Rien ne prédestinait Joachim Murat, ce fils d’aubergiste du Quercy, au destin hors du commun qui fut le sien. Chassé du séminaire pour s’y être battu, il s’engagera bientôt dans la cavalerie, lui l’amoureux des chevaux, dont il sera rapidement exclu pour indiscipline. L’histoire aurait pu s’arrêter là. C’était sans compter sur les temps fortement troublés de la Révolution et d’une capitale en ébullition qu’il avait rejointe pour s’engager dans la Garde Nationale.
Repéré par un jeune général dont on commence à parler beaucoup, Napoléon Bonaparte, il est envoyé en toute hâte chercher les canons que l’on fera tirer sur les insurgés. Sa bravoure, sa rapidité, son sens de l’à-propos le font sortir du rang. Le voici intégré à l’Etat-Major de Bonaparte. Lorsque ce dernier s’empare définitivement du pouvoir, Murat se distingue sur tous les champs de bataille à la tête de ses hussards. Défiant les habitudes, il excelle à lancer des manœuvres aussi braves que déconcertantes, souvent déterminantes pour la victoire finale.

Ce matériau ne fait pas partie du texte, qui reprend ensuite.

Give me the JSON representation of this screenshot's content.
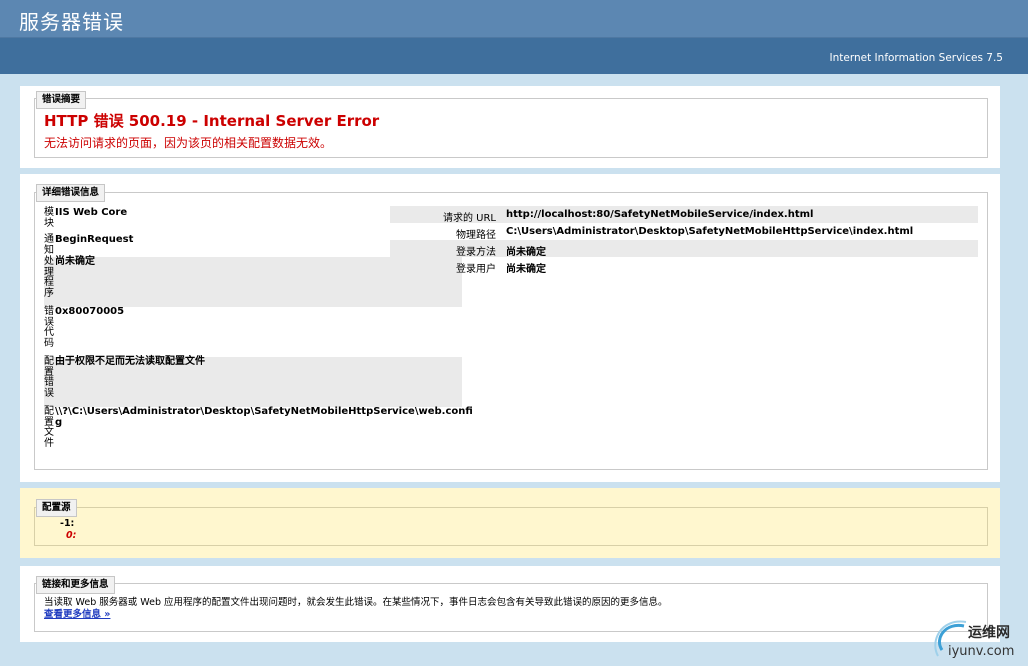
{
  "header": {
    "title": "服务器错误",
    "product": "Internet Information Services 7.5"
  },
  "summary": {
    "legend": "错误摘要",
    "error_title": "HTTP 错误 500.19 - Internal Server Error",
    "error_desc": "无法访问请求的页面，因为该页的相关配置数据无效。"
  },
  "details": {
    "legend": "详细错误信息",
    "left": [
      {
        "label": "模块",
        "value": "IIS Web Core"
      },
      {
        "label": "通知",
        "value": "BeginRequest"
      },
      {
        "label": "处理程序",
        "value": "尚未确定"
      },
      {
        "label": "错误代码",
        "value": "0x80070005"
      },
      {
        "label": "配置错误",
        "value": "由于权限不足而无法读取配置文件"
      },
      {
        "label": "配置文件",
        "value": "\\\\?\\C:\\Users\\Administrator\\Desktop\\SafetyNetMobileHttpService\\web.config"
      }
    ],
    "right": [
      {
        "label": "请求的 URL",
        "value": "http://localhost:80/SafetyNetMobileService/index.html"
      },
      {
        "label": "物理路径",
        "value": "C:\\Users\\Administrator\\Desktop\\SafetyNetMobileHttpService\\index.html"
      },
      {
        "label": "登录方法",
        "value": "尚未确定"
      },
      {
        "label": "登录用户",
        "value": "尚未确定"
      }
    ]
  },
  "config": {
    "legend": "配置源",
    "line1": "-1:",
    "line2": "0:"
  },
  "links": {
    "legend": "链接和更多信息",
    "desc": "当读取 Web 服务器或 Web 应用程序的配置文件出现问题时，就会发生此错误。在某些情况下，事件日志会包含有关导致此错误的原因的更多信息。",
    "more": "查看更多信息 »"
  },
  "watermark": {
    "name": "运维网",
    "url": "iyunv.com"
  }
}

Sa deuxième chance sera d’être l’élu de Caroline, la sœur benjamine de Bonaparte. Elle le choisira comme mari plus qu’il ne la choisira comme épouse. Dès lors, la voie est tracée qui fera de lui un Maréchal de France, le chef de l’Amirauté et, enfin, le Roi de Naples, une ville qu’il adore.
Mais trop de bravoure et une loyauté mal placée envers celui que l’Europe a décidé d’abattre finiront par avoir raison de lui. Arrêté le 8 octobre 1815 après un débarquement en Calabre à la tête d’un minuscule détachement en vue de reconquérir l’Italie qu’il a perdue en même temps que Bonaparte perdit son trône, le voici enfermé dans une minuscule citadelle où il se sait condamné à mort d’avance. Il ne lui reste alors que six jours à vivre. Autant de prétextes à six chapitres où le quotidien du prisonnier est principalement confronté aux souvenirs, aux regrets, aux sentiments profonds qui habitent l’homme qui a tout perdu.
A l’issue d’un procès stalinien avant l’heure, il finira fusillé par un peloton d’exécution dont il commandera lui-même le tir, geste ultime de défi et de bravoure. C’est ce personnage désormais oublié, peu cité dans les livres d’Histoire malgré le rôle crucial qu’il joua pour son chef, en quête d’une reconnaissance verbale de ce dernier qui ne vint qu’une fois en tant d’années de service, que remet en lumière François Garde. La langue y est sublime et la construction haletante, à l’image de la vie d’un homme hors du commun. Admirable.